In 2017, the Architecture Room at the RA Summer Exhibition will celebrate architecture as an “instruction-based art”.
A building’s “architecture” is its assemblage; the way that it brings all of its physical elements together with its colours, textures, shapes and forms to make rooms and open spaces with a distinct presence or “thisness”, whilst incorporating the many separate, distinct and irreconcilable challenges that a building must address today such as space planning, security, rights-of-light, fire engineering, sustainability engineering, façade engineering or health and safety. Despite the presence of constraints of many kinds – size, cost, time, regulations etc. – the architect must determine how the different disciplines are to interrelate, what is to be experienced and how, what is to become visible and not visible, audible and inaudible, and what will be present or absent in people’s experiences of buildings as they go about their everyday activities.

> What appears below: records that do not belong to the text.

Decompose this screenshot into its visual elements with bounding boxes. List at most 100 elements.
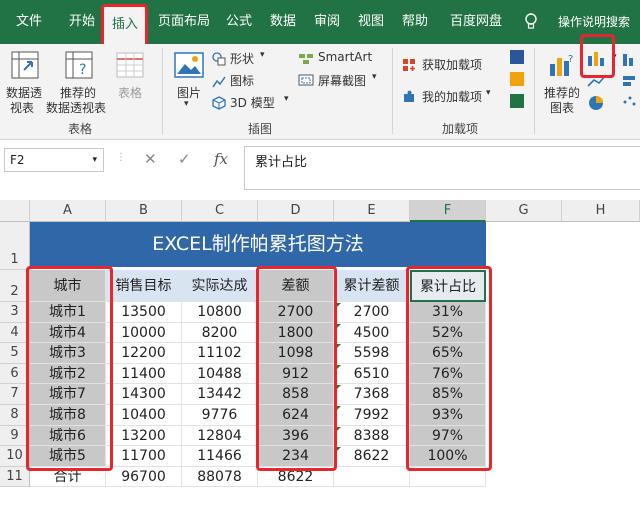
column-header-b[interactable]: B <box>106 200 182 222</box>
chevron-down-icon[interactable]: ▾ <box>92 149 97 171</box>
svg-text:?: ? <box>568 54 573 65</box>
total-cell-target[interactable]: 96700 <box>106 466 182 488</box>
table-cell-actual[interactable]: 11102 <box>182 343 258 364</box>
row-header-11[interactable]: 11 <box>0 466 30 488</box>
table-cell-actual[interactable]: 11466 <box>182 446 258 467</box>
table-cell-target[interactable]: 14300 <box>106 384 182 405</box>
table-cell-actual[interactable]: 10488 <box>182 363 258 385</box>
header-cell-target[interactable]: 销售目标 <box>106 270 182 302</box>
group-label-addins: 加载项 <box>441 122 478 136</box>
tab-baidu-netdisk[interactable]: 百度网盘 <box>444 0 508 44</box>
recommended-charts-icon: ? <box>550 54 573 76</box>
chevron-down-icon: ▾ <box>486 88 491 98</box>
smartart-button[interactable]: SmartArt <box>298 50 380 68</box>
column-header-a[interactable]: A <box>30 200 106 222</box>
sheet-title: EXCEL制作帕累托图方法 <box>30 222 486 267</box>
total-cell-cumulative-gap[interactable] <box>334 466 410 488</box>
pivot-table-label-2: 视表 <box>10 101 35 115</box>
worksheet-grid: A B C D E F G H 1 2 3 4 5 6 7 8 9 10 11 EXCEL制作帕… <box>0 200 640 507</box>
table-icon <box>116 52 144 78</box>
ribbon-separator <box>392 48 393 134</box>
chevron-down-icon: ▾ <box>284 94 289 104</box>
column-header-g[interactable]: G <box>486 200 562 222</box>
table-cell-cumulative-gap[interactable]: 2700 <box>334 302 410 323</box>
column-header-d[interactable]: D <box>258 200 334 222</box>
formula-bar: F2 ▾ ⋮ ✕ ✓ fx 累计占比 <box>0 140 640 194</box>
smartart-icon <box>299 54 313 64</box>
screenshot-button[interactable]: 屏幕截图 ▾ <box>298 72 382 90</box>
tab-home[interactable]: 开始 <box>62 0 102 44</box>
name-box[interactable]: F2 ▾ <box>4 148 104 172</box>
table-cell-target[interactable]: 10000 <box>106 322 182 344</box>
table-cell-cumulative-gap[interactable]: 8622 <box>334 446 410 467</box>
tab-view[interactable]: 视图 <box>354 0 388 44</box>
table-cell-target[interactable]: 10400 <box>106 405 182 426</box>
table-cell-actual[interactable]: 10800 <box>182 302 258 323</box>
smartart-label: SmartArt <box>318 50 373 64</box>
tab-data[interactable]: 数据 <box>266 0 300 44</box>
table-cell-cumulative-gap[interactable]: 5598 <box>334 343 410 364</box>
table-cell-cumulative-gap[interactable]: 8388 <box>334 425 410 447</box>
table-cell-cumulative-gap[interactable]: 4500 <box>334 322 410 344</box>
table-cell-actual[interactable]: 9776 <box>182 405 258 426</box>
get-addins-button[interactable]: 获取加载项 <box>402 56 492 74</box>
column-header-h[interactable]: H <box>562 200 640 222</box>
addins-store-icon <box>403 59 415 71</box>
pictures-label: 图片 <box>177 86 202 100</box>
screenshot-icon <box>298 74 314 86</box>
table-label: 表格 <box>118 86 143 100</box>
table-cell-target[interactable]: 13200 <box>106 425 182 447</box>
cancel-icon[interactable]: ✕ <box>144 150 157 168</box>
ribbon-separator <box>162 48 163 134</box>
pivot-table-icon <box>11 51 39 79</box>
header-cell-cumulative-gap[interactable]: 累计差额 <box>334 270 410 302</box>
column-header-e[interactable]: E <box>334 200 410 222</box>
gap-column-highlight <box>256 266 337 471</box>
table-cell-target[interactable]: 12200 <box>106 343 182 364</box>
select-all-corner[interactable] <box>0 200 30 222</box>
shapes-button[interactable]: 形状 ▾ <box>212 50 270 68</box>
table-cell-actual[interactable]: 12804 <box>182 425 258 447</box>
icons-button[interactable]: 图标 <box>212 72 262 90</box>
group-label-illustrations: 插图 <box>247 122 272 136</box>
table-cell-actual[interactable]: 13442 <box>182 384 258 405</box>
group-label-tables: 表格 <box>67 122 92 136</box>
tab-help[interactable]: 帮助 <box>398 0 432 44</box>
my-addins-button[interactable]: 我的加载项 ▾ <box>402 88 494 106</box>
people-graph-icon[interactable] <box>510 94 524 108</box>
row-header-1[interactable]: 1 <box>0 222 30 270</box>
tab-formulas[interactable]: 公式 <box>222 0 256 44</box>
table-cell-actual[interactable]: 8200 <box>182 322 258 344</box>
formula-input[interactable]: 累计占比 <box>244 146 640 190</box>
recommended-charts-label-2: 图表 <box>550 101 575 115</box>
tab-review[interactable]: 审阅 <box>310 0 344 44</box>
formula-bar-grip-icon: ⋮ <box>116 152 126 163</box>
name-box-value: F2 <box>10 153 25 167</box>
more-charts-icon[interactable] <box>622 50 638 112</box>
pictures-icon <box>174 52 204 78</box>
svg-text:?: ? <box>79 62 86 78</box>
table-cell-cumulative-gap[interactable]: 7368 <box>334 384 410 405</box>
3d-model-button[interactable]: 3D 模型 ▾ <box>212 94 292 112</box>
table-cell-target[interactable]: 11700 <box>106 446 182 467</box>
table-cell-cumulative-gap[interactable]: 6510 <box>334 363 410 385</box>
column-header-f[interactable]: F <box>410 200 486 222</box>
visio-icon[interactable] <box>510 50 524 64</box>
tab-page-layout[interactable]: 页面布局 <box>156 0 212 44</box>
lightbulb-icon <box>525 13 537 29</box>
column-header-c[interactable]: C <box>182 200 258 222</box>
table-cell-target[interactable]: 11400 <box>106 363 182 385</box>
header-cell-actual[interactable]: 实际达成 <box>182 270 258 302</box>
my-addins-icon <box>404 90 414 102</box>
bing-maps-icon[interactable] <box>510 72 524 86</box>
total-cell-actual[interactable]: 88078 <box>182 466 258 488</box>
enter-icon[interactable]: ✓ <box>178 150 191 168</box>
insert-function-icon[interactable]: fx <box>214 150 228 168</box>
chevron-down-icon: ▾ <box>260 50 265 60</box>
cumulative-pct-column-highlight <box>406 266 492 471</box>
table-cell-target[interactable]: 13500 <box>106 302 182 323</box>
pie-chart-icon[interactable] <box>586 94 608 112</box>
tab-file[interactable]: 文件 <box>14 0 44 44</box>
table-cell-cumulative-gap[interactable]: 7992 <box>334 405 410 426</box>
recommended-pivot-icon: ? <box>65 51 93 79</box>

Whereas a painting is the final thing a painter produces and a sculpture the final thing a sculptor produces, the architect’s final act does not result in the building itself, but a set of instructions for the architecture of the building. These are then delivered not in the confines of the gallery, but on a site that is fully exposed to the elements, as well as the dynamics of several years that it takes for hundreds, if not thousands, of builders to carry out the instructions. Meanwhile, the architect remains both legally and morally accountable for the type of attachments his or her instructions lead to between the building and people and things that come to engage with its architecture.

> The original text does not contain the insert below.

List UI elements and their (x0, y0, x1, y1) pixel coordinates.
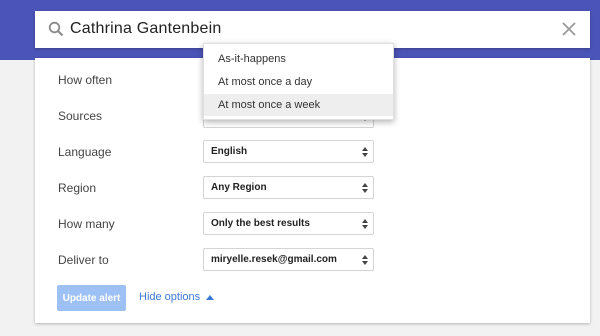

Construction coordination drawings, as distinct from images and maquettes which architects use to represent conceptual ideas and convey the image of the intended building to its patrons and users, are the spaces in which architects assemble and communicate their instructions. In them, architects make practical as well as aesthetic decisions, and describe precisely how all the elements of a building, such as pipes, studs, conduit, expansion joints, ducts, doors, windows, structure, stairs, lighting fixtures, walls, roofs etc. are to be assembled, and what part they are to play in the experience of a building’s architecture. Construction coordination drawings therefore show the full complexity of a building, like an X-ray, beyond the visible elements of a building.
Contributors/exhibitors are invited to send in construction coordination drawings that show the interrelationships and full complexity of the different systems and parts of buildings, preferably with each system colour coded. Such drawings will present a rare view of buildings to the public, as if inviting them ‘backstage" in a theatre.